I can either do that globally, or i can do that on a per-package basis. 

Enabling an additional keyword on a per-package basis is what we have done with this package

Enabling an additional keyword globally entails adding ACCEPT_KEYWORDS="~amd64" to /etc/portage/make.conf (or /etc/make.conf, depending on which you use)

as to which is the best for you, there is no "one size fits all" rule. 

Expect a handful of quirks if you enable ~amd64 (or, ~x86) globally. 

Expect a colossal pain in the ass if you try to have half of your packages ~amd64, and half of them amd64 - unless you're really comfortable with portage

Expect things to be quiet if you run exclusively amd64

Expect things to be mostly quiet if you only very selectively unkeyword packages (as we've done here)

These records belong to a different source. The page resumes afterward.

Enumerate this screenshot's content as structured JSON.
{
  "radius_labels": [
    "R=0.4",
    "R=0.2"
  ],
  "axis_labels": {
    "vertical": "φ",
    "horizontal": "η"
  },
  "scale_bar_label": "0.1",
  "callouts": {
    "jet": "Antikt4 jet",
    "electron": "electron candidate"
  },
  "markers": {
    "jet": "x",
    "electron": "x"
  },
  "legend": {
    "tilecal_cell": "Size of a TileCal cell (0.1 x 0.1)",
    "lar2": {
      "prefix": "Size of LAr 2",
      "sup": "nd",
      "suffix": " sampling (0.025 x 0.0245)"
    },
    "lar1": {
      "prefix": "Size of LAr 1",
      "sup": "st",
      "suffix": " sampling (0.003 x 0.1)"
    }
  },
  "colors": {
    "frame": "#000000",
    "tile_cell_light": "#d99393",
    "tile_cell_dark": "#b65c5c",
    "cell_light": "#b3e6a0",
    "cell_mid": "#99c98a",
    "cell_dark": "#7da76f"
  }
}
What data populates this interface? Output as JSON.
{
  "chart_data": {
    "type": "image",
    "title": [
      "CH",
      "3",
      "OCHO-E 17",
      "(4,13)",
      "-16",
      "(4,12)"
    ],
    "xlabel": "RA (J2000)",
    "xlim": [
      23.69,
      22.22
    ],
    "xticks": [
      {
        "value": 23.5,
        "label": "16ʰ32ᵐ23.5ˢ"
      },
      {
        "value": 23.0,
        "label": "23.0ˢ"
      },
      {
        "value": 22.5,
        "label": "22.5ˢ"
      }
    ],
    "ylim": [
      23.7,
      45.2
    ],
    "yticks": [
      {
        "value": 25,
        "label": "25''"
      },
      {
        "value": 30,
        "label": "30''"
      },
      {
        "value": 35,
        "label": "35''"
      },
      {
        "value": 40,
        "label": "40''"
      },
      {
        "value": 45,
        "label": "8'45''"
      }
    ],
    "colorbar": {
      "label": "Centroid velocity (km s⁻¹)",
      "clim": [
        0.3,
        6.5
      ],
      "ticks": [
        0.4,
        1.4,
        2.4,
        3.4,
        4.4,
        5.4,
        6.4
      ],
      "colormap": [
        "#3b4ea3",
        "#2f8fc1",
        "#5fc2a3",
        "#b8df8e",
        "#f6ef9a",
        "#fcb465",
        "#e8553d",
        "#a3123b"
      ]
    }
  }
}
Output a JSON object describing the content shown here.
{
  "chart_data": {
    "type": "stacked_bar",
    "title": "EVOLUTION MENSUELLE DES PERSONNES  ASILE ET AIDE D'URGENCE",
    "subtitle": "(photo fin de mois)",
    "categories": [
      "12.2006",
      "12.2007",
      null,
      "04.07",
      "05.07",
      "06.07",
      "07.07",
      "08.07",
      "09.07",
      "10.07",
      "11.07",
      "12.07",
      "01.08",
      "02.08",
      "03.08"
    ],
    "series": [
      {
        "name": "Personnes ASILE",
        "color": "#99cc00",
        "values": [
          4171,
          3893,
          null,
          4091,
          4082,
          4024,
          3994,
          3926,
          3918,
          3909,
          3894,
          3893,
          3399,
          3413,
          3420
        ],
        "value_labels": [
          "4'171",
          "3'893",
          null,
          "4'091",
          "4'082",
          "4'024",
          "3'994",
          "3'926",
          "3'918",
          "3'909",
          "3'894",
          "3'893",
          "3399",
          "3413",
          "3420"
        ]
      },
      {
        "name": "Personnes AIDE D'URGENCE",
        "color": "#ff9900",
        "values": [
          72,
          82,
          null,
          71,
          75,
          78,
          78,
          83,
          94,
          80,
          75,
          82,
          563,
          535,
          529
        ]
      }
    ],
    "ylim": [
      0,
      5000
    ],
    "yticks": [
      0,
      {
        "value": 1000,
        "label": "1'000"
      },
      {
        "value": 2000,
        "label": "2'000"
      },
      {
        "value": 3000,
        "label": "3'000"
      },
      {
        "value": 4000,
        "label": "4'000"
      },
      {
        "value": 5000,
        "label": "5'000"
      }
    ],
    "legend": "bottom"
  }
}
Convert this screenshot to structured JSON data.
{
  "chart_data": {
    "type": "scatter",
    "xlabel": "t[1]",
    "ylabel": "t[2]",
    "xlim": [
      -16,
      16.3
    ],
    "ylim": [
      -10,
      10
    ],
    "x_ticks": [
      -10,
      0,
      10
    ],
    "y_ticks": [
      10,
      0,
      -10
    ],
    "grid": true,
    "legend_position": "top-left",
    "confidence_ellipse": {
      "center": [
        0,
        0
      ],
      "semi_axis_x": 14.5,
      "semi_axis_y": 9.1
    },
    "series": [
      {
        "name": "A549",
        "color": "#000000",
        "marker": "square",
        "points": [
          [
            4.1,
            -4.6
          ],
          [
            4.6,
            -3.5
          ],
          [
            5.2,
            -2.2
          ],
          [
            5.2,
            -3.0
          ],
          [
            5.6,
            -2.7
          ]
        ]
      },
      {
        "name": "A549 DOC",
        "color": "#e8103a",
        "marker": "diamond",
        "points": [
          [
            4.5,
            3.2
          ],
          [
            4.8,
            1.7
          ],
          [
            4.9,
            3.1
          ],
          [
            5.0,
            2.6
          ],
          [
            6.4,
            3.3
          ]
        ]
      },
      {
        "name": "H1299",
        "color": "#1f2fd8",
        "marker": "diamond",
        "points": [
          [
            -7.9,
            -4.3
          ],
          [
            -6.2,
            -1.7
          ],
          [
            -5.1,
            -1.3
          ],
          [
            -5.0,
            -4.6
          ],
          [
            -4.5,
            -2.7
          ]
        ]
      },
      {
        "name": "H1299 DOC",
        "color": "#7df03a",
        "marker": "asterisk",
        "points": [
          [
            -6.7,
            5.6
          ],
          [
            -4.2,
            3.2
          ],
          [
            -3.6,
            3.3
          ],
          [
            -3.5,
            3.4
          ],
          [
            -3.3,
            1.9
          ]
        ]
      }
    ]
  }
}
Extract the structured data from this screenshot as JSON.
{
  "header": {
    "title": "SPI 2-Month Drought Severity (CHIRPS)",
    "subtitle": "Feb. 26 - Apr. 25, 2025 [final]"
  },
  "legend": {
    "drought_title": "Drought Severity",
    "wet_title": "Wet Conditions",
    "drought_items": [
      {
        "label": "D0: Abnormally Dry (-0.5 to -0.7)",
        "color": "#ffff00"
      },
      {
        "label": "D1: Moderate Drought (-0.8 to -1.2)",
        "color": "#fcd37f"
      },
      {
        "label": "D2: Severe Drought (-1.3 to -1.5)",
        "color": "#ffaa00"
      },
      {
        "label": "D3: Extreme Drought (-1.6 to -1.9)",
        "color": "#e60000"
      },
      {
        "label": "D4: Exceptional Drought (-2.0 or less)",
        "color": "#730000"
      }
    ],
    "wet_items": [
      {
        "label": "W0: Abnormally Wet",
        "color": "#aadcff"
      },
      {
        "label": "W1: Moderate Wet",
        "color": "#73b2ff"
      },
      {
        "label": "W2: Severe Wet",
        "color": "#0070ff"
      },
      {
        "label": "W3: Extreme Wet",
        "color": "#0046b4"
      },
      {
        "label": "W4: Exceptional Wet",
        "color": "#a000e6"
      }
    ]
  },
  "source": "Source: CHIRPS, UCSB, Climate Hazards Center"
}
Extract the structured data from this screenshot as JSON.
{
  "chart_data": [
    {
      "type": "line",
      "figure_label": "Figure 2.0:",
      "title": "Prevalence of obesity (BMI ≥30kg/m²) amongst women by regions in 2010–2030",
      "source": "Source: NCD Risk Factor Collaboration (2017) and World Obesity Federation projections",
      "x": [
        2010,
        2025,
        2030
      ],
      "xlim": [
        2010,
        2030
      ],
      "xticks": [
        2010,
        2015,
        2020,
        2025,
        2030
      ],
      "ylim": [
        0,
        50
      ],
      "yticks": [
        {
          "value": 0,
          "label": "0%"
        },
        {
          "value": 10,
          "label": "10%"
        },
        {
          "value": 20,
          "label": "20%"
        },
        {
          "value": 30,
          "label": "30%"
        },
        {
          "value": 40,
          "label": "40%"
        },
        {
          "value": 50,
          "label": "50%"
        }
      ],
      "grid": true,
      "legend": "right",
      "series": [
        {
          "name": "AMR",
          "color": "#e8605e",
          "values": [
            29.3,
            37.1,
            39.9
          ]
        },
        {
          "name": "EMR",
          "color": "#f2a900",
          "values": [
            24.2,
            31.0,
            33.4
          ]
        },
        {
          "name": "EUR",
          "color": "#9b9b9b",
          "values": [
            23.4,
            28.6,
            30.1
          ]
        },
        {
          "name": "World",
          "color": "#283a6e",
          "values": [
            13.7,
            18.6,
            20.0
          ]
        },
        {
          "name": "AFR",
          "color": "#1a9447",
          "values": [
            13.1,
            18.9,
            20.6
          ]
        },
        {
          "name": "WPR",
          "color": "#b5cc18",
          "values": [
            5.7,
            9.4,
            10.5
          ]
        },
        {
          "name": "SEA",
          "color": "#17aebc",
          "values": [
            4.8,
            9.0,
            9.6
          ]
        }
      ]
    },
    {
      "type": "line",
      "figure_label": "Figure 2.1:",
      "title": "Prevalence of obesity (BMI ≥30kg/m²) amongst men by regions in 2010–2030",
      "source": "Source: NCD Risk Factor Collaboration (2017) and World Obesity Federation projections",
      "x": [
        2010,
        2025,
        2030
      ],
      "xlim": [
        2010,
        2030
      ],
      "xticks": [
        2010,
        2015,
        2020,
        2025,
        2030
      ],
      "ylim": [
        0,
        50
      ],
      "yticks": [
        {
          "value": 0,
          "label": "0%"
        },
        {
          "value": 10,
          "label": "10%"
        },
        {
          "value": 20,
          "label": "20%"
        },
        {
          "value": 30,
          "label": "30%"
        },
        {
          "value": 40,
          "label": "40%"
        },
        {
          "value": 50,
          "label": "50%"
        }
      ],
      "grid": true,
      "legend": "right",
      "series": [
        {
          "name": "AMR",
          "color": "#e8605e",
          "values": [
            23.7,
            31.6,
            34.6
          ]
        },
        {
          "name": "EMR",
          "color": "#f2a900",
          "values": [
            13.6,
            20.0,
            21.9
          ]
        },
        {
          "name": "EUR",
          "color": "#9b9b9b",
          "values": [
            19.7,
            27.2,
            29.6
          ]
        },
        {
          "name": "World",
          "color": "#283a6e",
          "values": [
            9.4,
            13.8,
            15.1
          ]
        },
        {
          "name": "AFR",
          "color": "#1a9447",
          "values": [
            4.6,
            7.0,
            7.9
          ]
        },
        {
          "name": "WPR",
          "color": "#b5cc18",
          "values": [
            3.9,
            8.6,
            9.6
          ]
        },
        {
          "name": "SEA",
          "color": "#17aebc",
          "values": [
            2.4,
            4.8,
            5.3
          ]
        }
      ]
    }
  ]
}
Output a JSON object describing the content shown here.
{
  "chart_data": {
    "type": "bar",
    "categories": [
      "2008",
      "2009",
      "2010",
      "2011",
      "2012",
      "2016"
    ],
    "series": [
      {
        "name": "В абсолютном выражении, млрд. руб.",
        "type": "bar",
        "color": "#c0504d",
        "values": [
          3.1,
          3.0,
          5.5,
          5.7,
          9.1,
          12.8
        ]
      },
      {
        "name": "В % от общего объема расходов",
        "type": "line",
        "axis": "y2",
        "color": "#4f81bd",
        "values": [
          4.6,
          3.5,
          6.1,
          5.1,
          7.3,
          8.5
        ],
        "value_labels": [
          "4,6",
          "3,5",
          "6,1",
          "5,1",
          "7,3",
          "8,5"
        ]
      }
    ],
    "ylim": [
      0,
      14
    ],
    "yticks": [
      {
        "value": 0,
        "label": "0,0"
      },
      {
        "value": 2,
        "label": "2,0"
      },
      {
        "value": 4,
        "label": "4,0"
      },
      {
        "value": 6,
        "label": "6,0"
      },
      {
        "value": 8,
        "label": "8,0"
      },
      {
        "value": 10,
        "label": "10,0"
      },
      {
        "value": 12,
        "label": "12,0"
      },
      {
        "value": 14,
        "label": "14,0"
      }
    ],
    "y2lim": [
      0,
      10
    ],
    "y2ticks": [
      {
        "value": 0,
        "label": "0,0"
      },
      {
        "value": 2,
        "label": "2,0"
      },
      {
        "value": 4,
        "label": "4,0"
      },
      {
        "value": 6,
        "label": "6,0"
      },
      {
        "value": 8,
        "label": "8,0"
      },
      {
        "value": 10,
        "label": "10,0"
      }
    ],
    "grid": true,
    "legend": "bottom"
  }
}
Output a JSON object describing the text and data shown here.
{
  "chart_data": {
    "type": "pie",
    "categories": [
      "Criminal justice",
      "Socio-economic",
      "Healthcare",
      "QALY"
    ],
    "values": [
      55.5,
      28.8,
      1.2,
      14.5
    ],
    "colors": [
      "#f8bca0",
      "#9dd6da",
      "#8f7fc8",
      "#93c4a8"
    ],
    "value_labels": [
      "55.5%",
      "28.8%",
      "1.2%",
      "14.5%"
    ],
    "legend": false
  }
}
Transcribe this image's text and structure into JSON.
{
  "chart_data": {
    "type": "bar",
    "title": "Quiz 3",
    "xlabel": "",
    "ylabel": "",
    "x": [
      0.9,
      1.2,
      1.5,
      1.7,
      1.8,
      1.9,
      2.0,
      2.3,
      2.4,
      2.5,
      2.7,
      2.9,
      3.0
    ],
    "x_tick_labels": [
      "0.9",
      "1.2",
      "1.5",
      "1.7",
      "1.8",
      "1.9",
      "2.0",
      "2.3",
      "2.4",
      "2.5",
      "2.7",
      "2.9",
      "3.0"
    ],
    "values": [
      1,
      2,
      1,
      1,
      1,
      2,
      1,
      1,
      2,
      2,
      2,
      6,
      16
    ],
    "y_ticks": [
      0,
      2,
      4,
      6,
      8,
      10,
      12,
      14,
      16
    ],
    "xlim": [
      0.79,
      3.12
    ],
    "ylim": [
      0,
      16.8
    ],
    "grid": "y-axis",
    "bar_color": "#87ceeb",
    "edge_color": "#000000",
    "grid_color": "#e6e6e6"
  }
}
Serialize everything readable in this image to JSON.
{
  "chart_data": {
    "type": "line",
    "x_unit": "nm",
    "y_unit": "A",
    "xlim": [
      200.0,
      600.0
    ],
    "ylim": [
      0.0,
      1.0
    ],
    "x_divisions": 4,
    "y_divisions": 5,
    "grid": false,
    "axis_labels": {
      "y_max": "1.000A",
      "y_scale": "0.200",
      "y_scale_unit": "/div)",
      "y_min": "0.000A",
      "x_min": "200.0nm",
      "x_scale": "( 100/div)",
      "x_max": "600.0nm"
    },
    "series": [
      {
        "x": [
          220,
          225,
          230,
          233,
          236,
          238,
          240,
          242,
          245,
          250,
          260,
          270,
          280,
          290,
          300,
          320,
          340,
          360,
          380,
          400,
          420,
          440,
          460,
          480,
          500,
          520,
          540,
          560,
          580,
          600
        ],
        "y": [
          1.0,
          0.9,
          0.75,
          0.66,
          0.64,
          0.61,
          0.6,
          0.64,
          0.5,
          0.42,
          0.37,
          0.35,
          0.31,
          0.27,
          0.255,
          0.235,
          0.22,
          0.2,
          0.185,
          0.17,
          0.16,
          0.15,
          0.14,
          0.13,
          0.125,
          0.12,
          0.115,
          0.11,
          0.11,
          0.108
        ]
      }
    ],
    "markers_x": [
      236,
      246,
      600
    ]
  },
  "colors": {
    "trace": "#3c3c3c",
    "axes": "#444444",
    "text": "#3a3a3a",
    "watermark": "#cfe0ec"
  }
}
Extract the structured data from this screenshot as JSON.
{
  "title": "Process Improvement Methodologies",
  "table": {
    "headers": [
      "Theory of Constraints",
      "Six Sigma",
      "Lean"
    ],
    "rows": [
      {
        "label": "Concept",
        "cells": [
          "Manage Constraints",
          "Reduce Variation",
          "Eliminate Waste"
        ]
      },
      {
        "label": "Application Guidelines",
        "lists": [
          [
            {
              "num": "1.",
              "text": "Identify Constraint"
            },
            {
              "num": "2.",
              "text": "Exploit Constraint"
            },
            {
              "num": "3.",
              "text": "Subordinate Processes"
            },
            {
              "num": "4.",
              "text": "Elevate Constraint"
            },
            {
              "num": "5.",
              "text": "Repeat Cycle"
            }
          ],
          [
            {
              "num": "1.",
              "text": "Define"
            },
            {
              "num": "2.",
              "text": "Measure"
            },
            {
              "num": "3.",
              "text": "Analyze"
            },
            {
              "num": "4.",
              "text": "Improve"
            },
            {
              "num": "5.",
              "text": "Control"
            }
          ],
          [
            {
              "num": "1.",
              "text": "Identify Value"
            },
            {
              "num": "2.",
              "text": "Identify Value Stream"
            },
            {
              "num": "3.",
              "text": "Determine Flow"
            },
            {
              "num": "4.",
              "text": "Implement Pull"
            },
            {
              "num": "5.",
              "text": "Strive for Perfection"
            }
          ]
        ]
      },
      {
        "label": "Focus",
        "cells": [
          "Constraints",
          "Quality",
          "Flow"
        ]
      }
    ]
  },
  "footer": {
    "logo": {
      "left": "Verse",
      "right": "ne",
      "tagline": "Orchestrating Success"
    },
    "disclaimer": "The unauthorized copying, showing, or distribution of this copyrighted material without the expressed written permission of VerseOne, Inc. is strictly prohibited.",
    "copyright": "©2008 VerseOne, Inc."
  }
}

That is all a greatly simplified version of things. But it gets the basic point expressed. 

 *LoTeK wrote:*   

> 
> 
> and just to be sure, tp_smapi allow one to control things like charging the battery to a certain percentage, but it does not reduce power consumption?

 

I have absolutely zero idea. I haven't owned a thinkpad for a long while, and never used this module - i just googled a bit and found out the T420 requires a later version of tp_smapi  :Smile: 

----------

## LoTeK

ok, thanks for the detailed reply...

 *Quote:*   

> i just googled a bit and found out the T420 requires a later version of tp_smapi 

 

haha.. and some features aren't supported, but at least I can enable that the battery won't get fully charged.

----------